Dejar de fumar rejuvenece tu piel y tus sentidos, sanea tu economía personal evitando derroches insalubres, te permite hacer deporte y disfrutar de tu cuerpo sin límites, saborear los manjares y oler el perfume de las cosas más insignificantes, dormir mejor, reducir el pulso, la tensión arterial, eliminar uno de los peores ejemplos que damos a nuestros hijos, descargar la mochila y liberar los bolsillos, y firmar un contrato vitalicio con los ángeles de la guarda, pero sin hacerlos trabajar más de la cuenta, que —algunos como yo— bien explotados los hemos tenido durante años.
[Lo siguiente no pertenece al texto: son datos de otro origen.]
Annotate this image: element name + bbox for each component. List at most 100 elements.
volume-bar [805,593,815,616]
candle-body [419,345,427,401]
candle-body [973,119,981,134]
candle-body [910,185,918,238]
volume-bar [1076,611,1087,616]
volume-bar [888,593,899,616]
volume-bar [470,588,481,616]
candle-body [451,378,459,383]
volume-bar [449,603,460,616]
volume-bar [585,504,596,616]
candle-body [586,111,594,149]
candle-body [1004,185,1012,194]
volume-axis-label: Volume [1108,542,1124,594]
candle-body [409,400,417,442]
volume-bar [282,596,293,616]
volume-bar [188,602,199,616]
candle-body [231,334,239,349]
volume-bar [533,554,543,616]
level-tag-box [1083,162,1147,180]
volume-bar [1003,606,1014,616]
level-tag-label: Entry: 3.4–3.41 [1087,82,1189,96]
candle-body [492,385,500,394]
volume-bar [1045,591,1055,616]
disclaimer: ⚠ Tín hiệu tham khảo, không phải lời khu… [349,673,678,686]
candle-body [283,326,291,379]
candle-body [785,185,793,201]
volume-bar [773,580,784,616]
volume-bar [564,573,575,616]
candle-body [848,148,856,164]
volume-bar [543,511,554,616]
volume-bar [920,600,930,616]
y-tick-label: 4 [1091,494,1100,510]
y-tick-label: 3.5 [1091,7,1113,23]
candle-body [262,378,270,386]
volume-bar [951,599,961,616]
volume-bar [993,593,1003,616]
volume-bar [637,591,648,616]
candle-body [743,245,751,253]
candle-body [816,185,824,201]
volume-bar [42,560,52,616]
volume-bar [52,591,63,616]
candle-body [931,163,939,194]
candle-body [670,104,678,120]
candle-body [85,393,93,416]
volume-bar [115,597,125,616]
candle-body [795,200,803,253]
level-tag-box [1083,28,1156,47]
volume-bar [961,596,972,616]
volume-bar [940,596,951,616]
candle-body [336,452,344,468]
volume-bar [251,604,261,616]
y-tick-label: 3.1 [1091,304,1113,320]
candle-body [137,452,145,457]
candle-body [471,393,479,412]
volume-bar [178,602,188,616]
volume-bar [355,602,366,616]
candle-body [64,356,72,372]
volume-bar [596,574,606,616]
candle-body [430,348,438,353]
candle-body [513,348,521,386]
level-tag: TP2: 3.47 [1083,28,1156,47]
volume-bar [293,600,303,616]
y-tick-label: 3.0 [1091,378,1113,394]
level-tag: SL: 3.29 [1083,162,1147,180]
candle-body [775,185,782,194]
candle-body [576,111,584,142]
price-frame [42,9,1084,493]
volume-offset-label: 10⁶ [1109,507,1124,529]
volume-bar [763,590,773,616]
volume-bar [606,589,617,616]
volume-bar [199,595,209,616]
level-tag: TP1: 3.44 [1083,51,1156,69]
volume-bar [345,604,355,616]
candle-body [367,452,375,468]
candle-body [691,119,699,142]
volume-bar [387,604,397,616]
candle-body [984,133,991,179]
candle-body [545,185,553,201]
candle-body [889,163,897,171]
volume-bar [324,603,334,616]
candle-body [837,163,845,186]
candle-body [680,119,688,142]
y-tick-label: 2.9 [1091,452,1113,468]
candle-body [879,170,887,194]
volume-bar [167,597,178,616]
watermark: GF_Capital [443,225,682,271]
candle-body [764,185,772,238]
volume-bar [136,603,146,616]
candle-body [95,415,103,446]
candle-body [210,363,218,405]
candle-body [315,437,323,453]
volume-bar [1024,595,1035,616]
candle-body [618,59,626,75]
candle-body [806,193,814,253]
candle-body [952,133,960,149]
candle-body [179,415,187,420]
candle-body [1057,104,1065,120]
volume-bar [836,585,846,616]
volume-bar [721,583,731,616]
Podría seguir porque la lista es interminable, pero valga esta parrafada solo como alegato contra el marketing publicitario para “advertir al fumador de los riesgos del tabaco”. Por favor, no nos pongan de tontos que así recordamos que lo somos. Las autoridades sanitarias, como la inmensa mayoría de las autoridades, no tienen vergüenza. En nombre de su mima autoridad es en el que cometen las mayores canalladas. Y esta es de las mayores. Poner en un cajetilla de tabaco una macabra foto de un enfermo en fase terminal con un terrorífico rótulo de “EL TABACO MATA” o “FUMAR PUEDE SER CAUSA DE UNA MUERTE LENTA Y DOLOROSA” o “FUMAR PROVOCA CÁNCER MORTAL DE PULMÓN”, equivale a poner de retrasado mental al pobre fumador que compra tabaco, que al serle servida la cajetilla y mirar de reojo al dibujo y al letrero, pagará y saldrá por la puerta del estanco susurrando un desesperado “tu puta madre”, dirigido contra las autoridades sanitarias, por recordarle una evidencia que él ya sabe, pero que impuesta de esa manera no va a servirle para que deje de fumar, sino para que se acojone y fume más, pues no se trata de salvar la vida de nadie, sino de recaudar por su muerte dejando a salvo la moral del Estado.
No se nos olvide que la venta de tabaco por parte del Estado es la primera causa de muerte prematura en el mundo occidental junto con el alcohol, y que constituye una de las principales fuentes de ingresos para las arcas públicas a través de los eufemísticos impuestos indirectos, que son más del 70% de lo que se paga por la cajetilla o por el vidrio. La muerte dolorosa, el cáncer, el enfisema y el infarto son económicamente rentables para nuestros gobiernos porque los números están hechos y las cuentas cuadran. Compensa que la sanidad pública haga frente a estas desgracias porque los dividendos resultantes de la venta del tabaco son mucho mayores. Es más: es posible afirmar en toda regla que el gobierno es un camello, un camello más voraz que los otros camellos porque monopoliza la venta de esta droga mortal y, además, prevé sanciones económicas y penas de cárcel para quienes pretendan poner en peligro su monopolio. Como para no ser anarquista. Asco de Estado en cualquiera de sus formas.
Pero hay más aún. El negocio del fumar tiene como extensión clínica el negocio del dejar de fumar “farmacéuticamente”, que además de negocio es, en gran medida, una monumental estafa. Los chicles de nicotina, los parches y los condones con virutas de Habano, además de las pastillas Champix y de los martillos de carnaval, son productos igualmente adictivos, porque contienen justamente aquella sustancia que provoca la adicción: la nicotina. A la mayoría de la gente no le funciona. Normal. Es muy difícil abandonar una adicción mientras te mantienes sujeto al principio activo que la produce. Pero es un negocio felizmente ideado para que el trasvase estanco-farmacia restituya las pérdidas que ocasiona el cinismo público de las autoridades —sanitarias en este caso—. Te das cuenta de su dimensión real cuando dejas de fumar. Te entran ganas de meterle fuego a los estancos, a parte de las farmacias y a muchos médicos que —desde una osada e imperdonable ignorancia— animan al pobre fumador a “terapias” tan caras como inútiles.
El tabaco, como el carnaval, cumple los dos requisitos imprescindibles para que sea considerado DROGA DURA: genera adicción y perturba las facultades mentales, tanto que te lleva hasta el extremo de decir cosas del tipo “yo, en verdad, fumo porque me gusta” —cuando no soporto más el mono— o “felicito a los que han pasado a la final” —cuando me he quedado fuera y quiero disimular en público el cabreo, mientras en el bar pongo verde y oro a los que han pasado—. Fumar acorta la vida. El carnaval la estrecha. El tabaco ya lo he dejado. A ver cómo hago con lo otro para seguir viviendo de una manera más ancha.